Motivation behind KVBM#
Large language models (LLMs) and other AI workloads increasingly rely on KV caches that extend beyond GPU and local CPU memory into remote storage tiers. However, efficiently managing the lifecycle of KV blocks in remote storage presents challenges:
Tailored for GenAI use-cases
Lack of visibility into real-time block usage patterns.
Need for lightweight, ownership-driven memory management over complex object stores with unneeded overheads.
Modular and need simplified UX and to be memory safe.
Inability to differentiate between hot (frequently accessed) and cold (infrequently accessed) blocks across the stack without intrusive application-level changes.

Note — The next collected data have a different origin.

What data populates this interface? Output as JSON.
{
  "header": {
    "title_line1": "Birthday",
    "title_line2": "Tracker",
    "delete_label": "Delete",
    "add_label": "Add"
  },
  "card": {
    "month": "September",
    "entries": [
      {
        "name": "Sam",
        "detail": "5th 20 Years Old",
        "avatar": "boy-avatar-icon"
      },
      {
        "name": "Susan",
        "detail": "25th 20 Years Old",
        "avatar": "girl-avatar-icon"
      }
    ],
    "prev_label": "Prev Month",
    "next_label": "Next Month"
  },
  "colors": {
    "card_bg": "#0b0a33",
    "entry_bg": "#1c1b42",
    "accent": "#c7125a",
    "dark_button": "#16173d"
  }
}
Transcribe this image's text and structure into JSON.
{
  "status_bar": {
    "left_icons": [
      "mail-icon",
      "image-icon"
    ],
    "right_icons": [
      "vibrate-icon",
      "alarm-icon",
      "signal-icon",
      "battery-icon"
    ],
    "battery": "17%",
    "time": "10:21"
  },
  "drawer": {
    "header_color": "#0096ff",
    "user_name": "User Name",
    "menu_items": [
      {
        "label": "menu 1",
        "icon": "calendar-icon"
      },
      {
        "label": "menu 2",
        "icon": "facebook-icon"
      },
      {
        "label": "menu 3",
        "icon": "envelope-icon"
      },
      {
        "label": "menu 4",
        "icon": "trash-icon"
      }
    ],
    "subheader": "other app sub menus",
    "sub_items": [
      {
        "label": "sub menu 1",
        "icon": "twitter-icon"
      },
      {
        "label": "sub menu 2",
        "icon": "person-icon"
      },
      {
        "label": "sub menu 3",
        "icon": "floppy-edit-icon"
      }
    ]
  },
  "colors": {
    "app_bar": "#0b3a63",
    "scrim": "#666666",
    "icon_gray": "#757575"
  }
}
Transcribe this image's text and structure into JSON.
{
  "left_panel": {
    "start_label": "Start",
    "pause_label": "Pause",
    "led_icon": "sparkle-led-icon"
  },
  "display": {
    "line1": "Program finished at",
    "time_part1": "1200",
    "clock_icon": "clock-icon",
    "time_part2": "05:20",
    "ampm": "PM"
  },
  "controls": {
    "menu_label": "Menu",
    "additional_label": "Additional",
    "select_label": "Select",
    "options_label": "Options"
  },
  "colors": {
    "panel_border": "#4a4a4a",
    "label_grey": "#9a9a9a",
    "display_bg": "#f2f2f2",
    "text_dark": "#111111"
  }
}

Difficulty in optimizing storage placement across heterogeneous storage tiers (for example, SSDs, object storage, and cloud storage).
Conventional systems either lack dynamic feedback mechanisms or require deep integration into core storage paths, which both increases complexity and reduces portability.
Benefits of KV Cache offloading#
KV Cache offloading avoids expensive KV Cache recomputation, resulting in faster response times and a better user experience. In the end, providers benefit from higher throughput and lower cost per token, making their inference services more scalable and efficient.
When to offload KV Cache for reuse#
Offloading KV cache to CPU or storage is most effective when KV Cache exceeds GPU memory and cache reuse outweighs the overhead of transferring data. It is especially valuable in long-context, high-concurrency, or resource-constrained inference environments such as:
Long sessions and multi-turn conversations: Offloading preserves large prompt prefixes, avoids recomputation, and improves first-token latency and throughput.
High concurrency (future): Idle or partial conversations can be moved out of GPU memory, allowing active requests to proceed without hitting memory limits.
Shared or repeated content (future): Reuse across users or sessions (for example, system prompts and templates) increases cache hits, especially with remote or cross-instance sharing.
Memory- or cost-constrained deployments: Offloading to RAM or SSD reduces GPU demand, allowing longer prompts or more users without adding hardware.